Turn the key to IGNITION ON (no engine start).
Fully press and release the accelerator pedal slowly three times within five seconds.
Turn the key to OFF, then start the vehicle.
If the light or message comes back on when you start the vehicle, the OIL LIFE SYSTEM has not reset.
- (Q) Most work-miles Traveled in 1 full season? / (A) 2019 21.986 miles
- (Q) Most miles on the road for an event(s) before coming home? / (A) 2021 5,689 miles
- (Q) Did I do the work? NO I hate working on cars but only one company work on my vehical.
- Note I did, gasket seal under cowl for a water leak, AC blower motor, smoked headlights, rear hatch and rear bumper, removed the rear seats, balck out wheels and grill, and added a cargo bin from a HHR panel.
- (Q) Why did you chose an HHR? / (A) I was not looking for one it just worked out.
- (Q) How many sets of tires have I gone through? (A) On my third set, I always buy new. with 65k and road hazard.
The Chevrolet HHR (Heritage High Roof), yes, I agree it is a stupid name. Still, it is a retro-styled, high-roofed, five-door, five-passenger, front-wheel-drive crossover designed by Bryan Nesbitt and launched by the American automaker Chevrolet the 2005 Los Angeles Auto Show as a 2006 model. The designer of the HHR also designed the Chrysler PT Cruiser. The HHR Panel Van was produced between 2006 and 2011. The HHR SS Turbo Charged Model was debuted on August 16th, 2007, for 2008 production. The HHR did well, selling 526,813 units in the USA and 9,579 in Mexico. Its only competitor in likeness was the before-mentioned PT Cruiser. The PT was produced from 2001 to 2010, reaching total sales of 1.5 million worldwide, and the PT stands for Personal Transport, and 1,050,281 of PT were sold in the USA alone.
The HHR shares the GM Delta platform with the Chevrolet Cobalt, Pontiac G5, and Saturn Ion.
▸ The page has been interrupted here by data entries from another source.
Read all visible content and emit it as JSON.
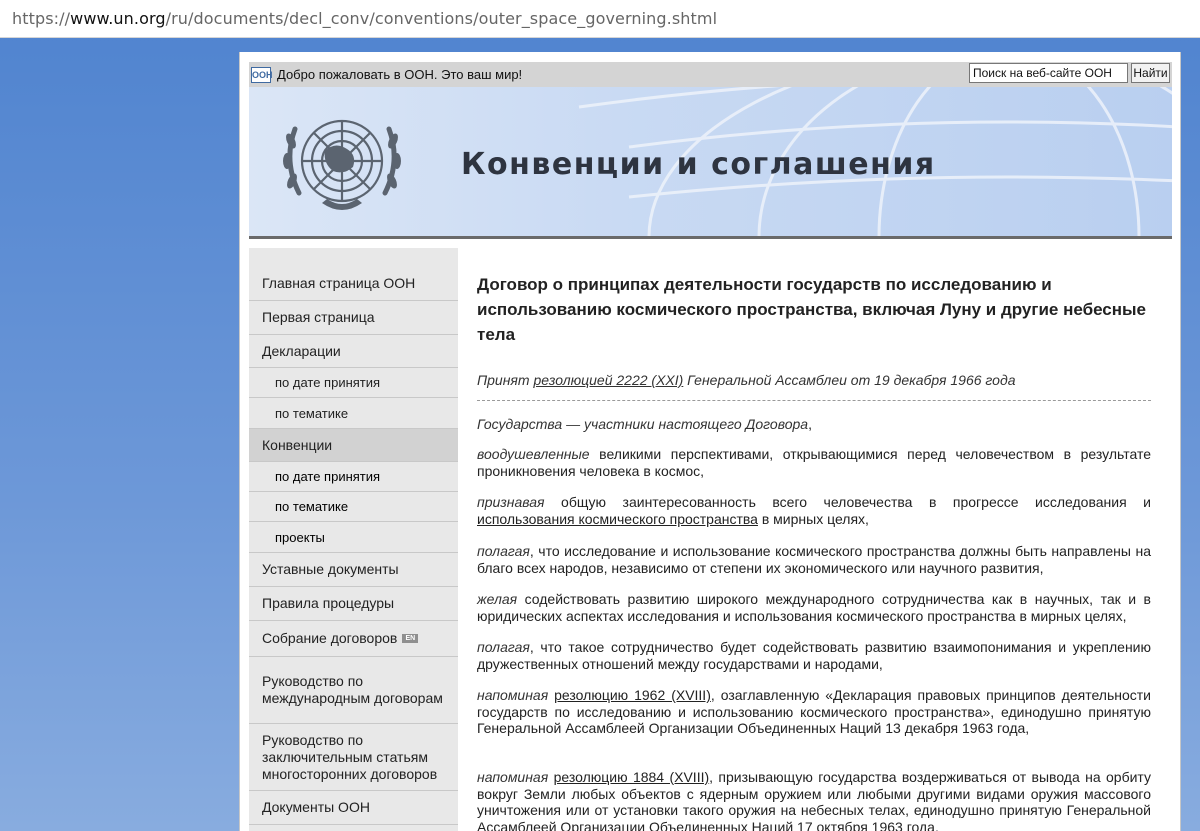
{
  "browser": {
    "url_scheme": "https://",
    "url_host": "www.un.org",
    "url_path": "/ru/documents/decl_conv/conventions/outer_space_governing.shtml"
  },
  "topbar": {
    "logo_text": "ООН",
    "welcome": "Добро пожаловать в ООН. Это ваш мир!",
    "search_value": "Поиск на веб-сайте ООН",
    "search_button": "Найти"
  },
  "banner": {
    "title": "Конвенции и соглашения"
  },
  "sidebar": {
    "items": [
      {
        "label": "Главная страница ООН"
      },
      {
        "label": "Первая страница"
      },
      {
        "label": "Декларации"
      },
      {
        "label": "по дате принятия"
      },
      {
        "label": "по тематике"
      },
      {
        "label": "Конвенции"
      },
      {
        "label": "по дате принятия"
      },
      {
        "label": "по тематике"
      },
      {
        "label": "проекты"
      },
      {
        "label": "Уставные документы"
      },
      {
        "label": "Правила процедуры"
      },
      {
        "label": "Собрание договоров",
        "badge": "EN"
      },
      {
        "label": "Руководство по международным договорам"
      },
      {
        "label": "Руководство по заключительным статьям многосторонних договоров"
      },
      {
        "label": "Документы ООН"
      }
    ]
  },
  "content": {
    "title": "Договор о принципах деятельности государств по исследованию и использованию космического пространства, включая Луну и другие небесные тела",
    "adopted_prefix": "Принят ",
    "adopted_link": "резолюцией 2222 (XXI)",
    "adopted_suffix": " Генеральной Ассамблеи от 19 декабря 1966 года",
    "paragraphs": [
      {
        "lead": "Государства — участники настоящего Договора",
        "text": ","
      },
      {
        "lead": "воодушевленные",
        "text": " великими перспективами, открывающимися перед человечеством в результате проникновения человека в космос,"
      },
      {
        "lead": "признавая",
        "text_before": " общую заинтересованность всего человечества в прогрессе исследования и ",
        "link": "использования космического пространства",
        "text_after": " в мирных целях,"
      },
      {
        "lead": "полагая",
        "text": ", что исследование и использование космического пространства должны быть направлены на благо всех народов, независимо от степени их экономического или научного развития,"
      },
      {
        "lead": "желая",
        "text": " содействовать развитию широкого международного сотрудничества как в научных, так и в юридических аспектах исследования и использования космического пространства в мирных целях,"
      },
      {
        "lead": "полагая",
        "text": ", что такое сотрудничество будет содействовать развитию взаимопонимания и укреплению дружественных отношений между государствами и народами,"
      },
      {
        "lead": "напоминая",
        "text_before": " ",
        "link": "резолюцию 1962 (XVIII)",
        "text_after": ", озаглавленную «Декларация правовых принципов деятельности государств по исследованию и использованию космического пространства», единодушно принятую Генеральной Ассамблеей Организации Объединенных Наций 13 декабря 1963 года,"
      },
      {
        "lead": "напоминая",
        "text_before": " ",
        "link": "резолюцию 1884 (XVIII)",
        "text_after": ", призывающую государства воздерживаться от вывода на орбиту вокруг Земли любых объектов с ядерным оружием или любыми другими видами оружия массового уничтожения или от установки такого оружия на небесных телах, единодушно принятую Генеральной Ассамблеей Организации Объединенных Наций 17 октября 1963 года,"
      }
    ]
  }
}
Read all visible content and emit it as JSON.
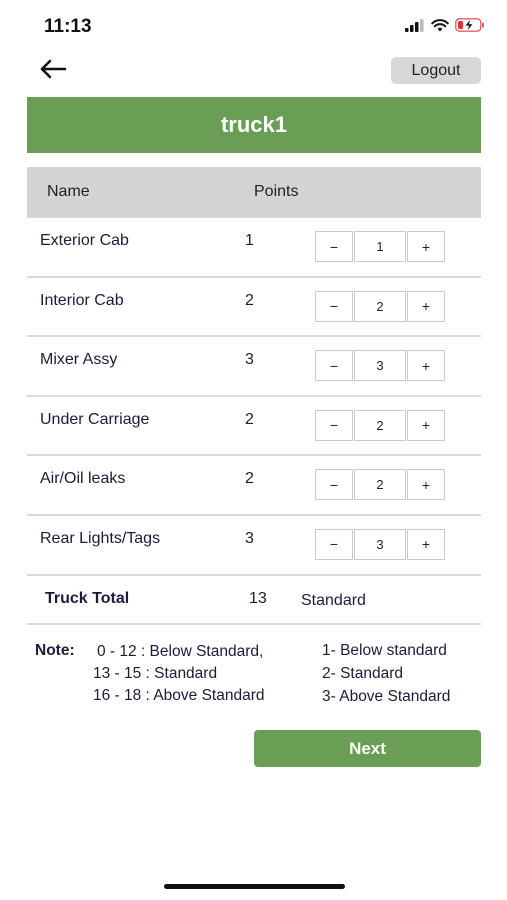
{
  "status_bar": {
    "time": "11:13"
  },
  "topbar": {
    "logout_label": "Logout"
  },
  "title": "truck1",
  "table": {
    "headers": {
      "name": "Name",
      "points": "Points"
    },
    "rows": [
      {
        "name": "Exterior Cab",
        "points": "1",
        "value": "1"
      },
      {
        "name": "Interior Cab",
        "points": "2",
        "value": "2"
      },
      {
        "name": "Mixer Assy",
        "points": "3",
        "value": "3"
      },
      {
        "name": "Under Carriage",
        "points": "2",
        "value": "2"
      },
      {
        "name": "Air/Oil leaks",
        "points": "2",
        "value": "2"
      },
      {
        "name": "Rear Lights/Tags",
        "points": "3",
        "value": "3"
      }
    ],
    "stepper": {
      "minus": "−",
      "plus": "+"
    }
  },
  "total": {
    "label": "Truck Total",
    "value": "13",
    "status": "Standard"
  },
  "note": {
    "label": "Note:",
    "left": [
      "0 - 12 : Below Standard,",
      "13 - 15 : Standard",
      "16 - 18 : Above Standard"
    ],
    "right": [
      "1- Below standard",
      "2- Standard",
      "3- Above Standard"
    ]
  },
  "next_label": "Next",
  "colors": {
    "accent_green": "#6a9e55",
    "header_gray": "#d4d4d4",
    "text": "#1c1c3a"
  }
}
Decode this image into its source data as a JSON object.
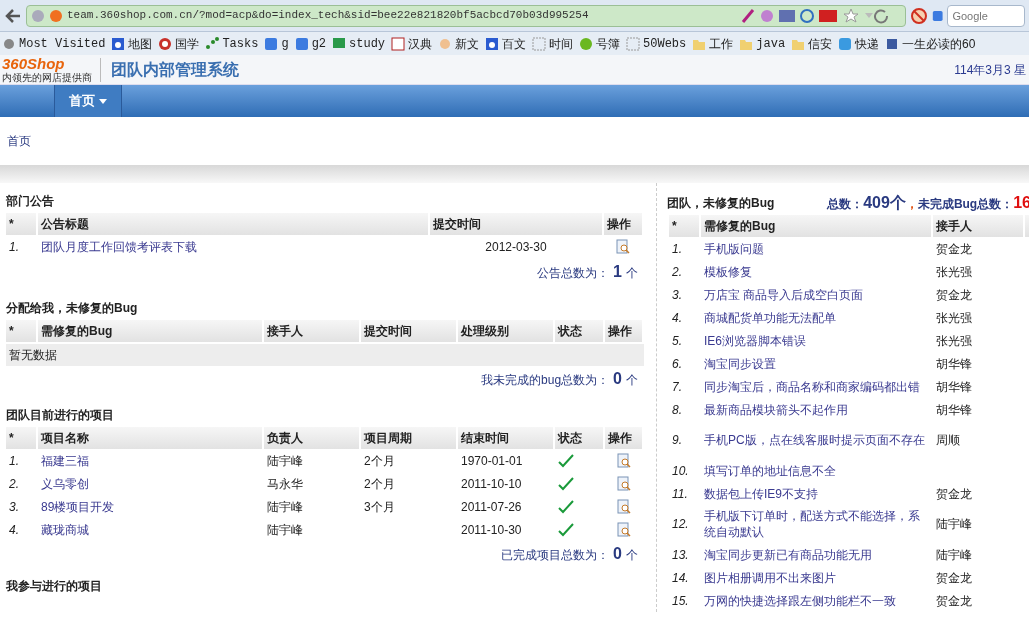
{
  "browser": {
    "url": "team.360shop.com.cn/?mod=acp&do=index_tech&sid=bee22e821820bf5acbcd70b03d995254",
    "search_placeholder": "Google",
    "bookmarks": [
      {
        "label": "Most Visited",
        "kind": "gear"
      },
      {
        "label": "地图",
        "kind": "paw"
      },
      {
        "label": "国学",
        "kind": "circle"
      },
      {
        "label": "Tasks",
        "kind": "dots"
      },
      {
        "label": "g",
        "kind": "g"
      },
      {
        "label": "g2",
        "kind": "g"
      },
      {
        "label": "study",
        "kind": "chat"
      },
      {
        "label": "汉典",
        "kind": "book"
      },
      {
        "label": "新文",
        "kind": "person"
      },
      {
        "label": "百文",
        "kind": "paw"
      },
      {
        "label": "时间",
        "kind": "blank"
      },
      {
        "label": "号簿",
        "kind": "phone"
      },
      {
        "label": "50Webs",
        "kind": "blank"
      },
      {
        "label": "工作",
        "kind": "folder"
      },
      {
        "label": "java",
        "kind": "folder"
      },
      {
        "label": "信安",
        "kind": "folder"
      },
      {
        "label": "快递",
        "kind": "face"
      },
      {
        "label": "一生必读的60",
        "kind": "e"
      }
    ]
  },
  "header": {
    "logo": "360Shop",
    "logo_tagline": "内领先的网店提供商",
    "title": "团队内部管理系统",
    "date": "114年3月3 星"
  },
  "nav": [
    {
      "label": "首页",
      "selected": true
    }
  ],
  "breadcrumb": "首页",
  "announcements": {
    "title": "部门公告",
    "columns": [
      "*",
      "公告标题",
      "提交时间",
      "操作"
    ],
    "rows": [
      {
        "index": "1.",
        "title": "团队月度工作回馈考评表下载",
        "date": "2012-03-30"
      }
    ],
    "total_label": "公告总数为：",
    "total": "1",
    "unit": "个"
  },
  "my_bugs": {
    "title": "分配给我，未修复的Bug",
    "columns": [
      "*",
      "需修复的Bug",
      "接手人",
      "提交时间",
      "处理级别",
      "状态",
      "操作"
    ],
    "empty": "暂无数据",
    "total_label": "我未完成的bug总数为：",
    "total": "0",
    "unit": "个"
  },
  "team_projects": {
    "title": "团队目前进行的项目",
    "columns": [
      "*",
      "项目名称",
      "负责人",
      "项目周期",
      "结束时间",
      "状态",
      "操作"
    ],
    "rows": [
      {
        "index": "1.",
        "name": "福建三福",
        "owner": "陆宇峰",
        "period": "2个月",
        "end": "1970-01-01",
        "done": true
      },
      {
        "index": "2.",
        "name": "义乌零创",
        "owner": "马永华",
        "period": "2个月",
        "end": "2011-10-10",
        "done": true
      },
      {
        "index": "3.",
        "name": "89楼项目开发",
        "owner": "陆宇峰",
        "period": "3个月",
        "end": "2011-07-26",
        "done": true
      },
      {
        "index": "4.",
        "name": "藏珑商城",
        "owner": "陆宇峰",
        "end": "2011-10-30",
        "done": true
      }
    ],
    "total_label": "已完成项目总数为：",
    "total": "0",
    "unit": "个"
  },
  "my_projects": {
    "title": "我参与进行的项目"
  },
  "team_bugs": {
    "title": "团队，未修复的Bug",
    "total_label": "总数：",
    "total": "409个",
    "separator": "，",
    "open_label": "未完成Bug总数：",
    "open": "16",
    "columns": [
      "*",
      "需修复的Bug",
      "接手人"
    ],
    "rows": [
      {
        "index": "1.",
        "bug": "手机版问题",
        "owner": "贺金龙"
      },
      {
        "index": "2.",
        "bug": "模板修复",
        "owner": "张光强"
      },
      {
        "index": "3.",
        "bug": "万店宝 商品导入后成空白页面",
        "owner": "贺金龙"
      },
      {
        "index": "4.",
        "bug": "商城配货单功能无法配单",
        "owner": "张光强"
      },
      {
        "index": "5.",
        "bug": "IE6浏览器脚本错误",
        "owner": "张光强"
      },
      {
        "index": "6.",
        "bug": "淘宝同步设置",
        "owner": "胡华锋"
      },
      {
        "index": "7.",
        "bug": "同步淘宝后，商品名称和商家编码都出错",
        "owner": "胡华锋"
      },
      {
        "index": "8.",
        "bug": "最新商品模块箭头不起作用",
        "owner": "胡华锋"
      },
      {
        "index": "9.",
        "bug": "手机PC版，点在线客服时提示页面不存在",
        "owner": "周顺"
      },
      {
        "index": "10.",
        "bug": "填写订单的地址信息不全"
      },
      {
        "index": "11.",
        "bug": "数据包上传IE9不支持",
        "owner": "贺金龙"
      },
      {
        "index": "12.",
        "bug": "手机版下订单时，配送方式不能选择，系统自动默认",
        "owner": "陆宇峰"
      },
      {
        "index": "13.",
        "bug": "淘宝同步更新已有商品功能无用",
        "owner": "陆宇峰"
      },
      {
        "index": "14.",
        "bug": "图片相册调用不出来图片",
        "owner": "贺金龙"
      },
      {
        "index": "15.",
        "bug": "万网的快捷选择跟左侧功能栏不一致",
        "owner": "贺金龙"
      }
    ]
  }
}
Chevrolet also marketed a panel van variant of the HHR beginning in 2007. Assembled in Ramos Arizpe, Mexico, and marketed throughout North America, production of the HHR ended in May 2011. I will note here that the Cobalt rear end is commonly swapped to the HHR to Add rear disc brakes to the HHR platform when desired by the owner.
I own an HHR because of its gas mileage and still have an average of 30 miles to the gallon highway, where the bulk of my work time is spent. I travel alone, so the extra space inside has proved valuable over the years. As a freelance artist and media representative, it works out very well. The car has been reliable, but I keep up on it constantly and have done very little outside, focusing on maintenance and mechanical upkeep. I have one of the early models and have put enough money into it to buy two or three of these damn things. I have driven all over the country, and it has been a good car with the furthest distance was in 2019 California, Nevada, and Utah. These are not durable and wear out quickly if you travel the way I do, so if you don’t address issues when they arise, it will bite you in the ass. For example, when doing front-end work, do it all at once, yes expensive, but you will find yourself doing it anyway.